Scientific Publications by FDA Staff

Emerg Infect Dis 2007 Mar;13(3):426-35

Matrix protein 2 vaccination and protection against influenza viruses, including subtype H5N1.

Tompkins SM, Zhao ZS, Lo CY, Misplon JA, Liu T, Ye Z, Hogan RJ, Wu Z, Benton KA, Tumpey TM, Epstein SL

Tompkins SM (reprint author), Univ Georgia, Dept Infect Dis, 111 Carlton St, Athens, GA 30602 USA Univ Georgia, Dept Infect Dis, Athens, GA 30602 USA Ctr Dis Control & Prevent, Atlanta, GA USA US FDA, Bethesda, MD 20014 USA

Changes in influenza viruses require regular reformulation of strain-specific influenza vaccines. Vaccines based on conserved antigens provide broader protection. Influenza matrix protein 2 (M2) is highly conserved across influenza A subtypes. To evaluate its efficacy as a vaccine candidate, we vaccinated mice with M2 peptide of a widely shared consensus sequence. This vaccination induced antibodies that cross-reacted with divergent M2 peptide from an H5N1 subtype. A DNA vaccine expressing full-length consensus-sequence M2 (M2-DNA) induced M2-specific antibody responses and protected against challenge with lethal influenza.

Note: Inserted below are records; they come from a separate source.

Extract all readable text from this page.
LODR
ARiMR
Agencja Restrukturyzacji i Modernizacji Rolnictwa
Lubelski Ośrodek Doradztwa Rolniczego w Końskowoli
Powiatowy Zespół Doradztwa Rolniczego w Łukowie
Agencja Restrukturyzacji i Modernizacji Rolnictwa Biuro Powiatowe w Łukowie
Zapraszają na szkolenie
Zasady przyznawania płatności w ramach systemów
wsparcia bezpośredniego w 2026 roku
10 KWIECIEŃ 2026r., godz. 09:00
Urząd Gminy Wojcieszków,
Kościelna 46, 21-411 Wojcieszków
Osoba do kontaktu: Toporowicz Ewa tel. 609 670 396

Mice primed with M2-DNA and then boosted with recombinant adenovirus expressing M2 (M2-Ad) had enhanced antibody responses that crossreacted with human and avian M2 sequences and produced T-cell responses. This M2 prime-boost vaccination conferred broad protection against challenge with lethal influenza A, including an H5N1 strain. Vaccination with M2, with key sequences represented, may provide broad protection against influenza A.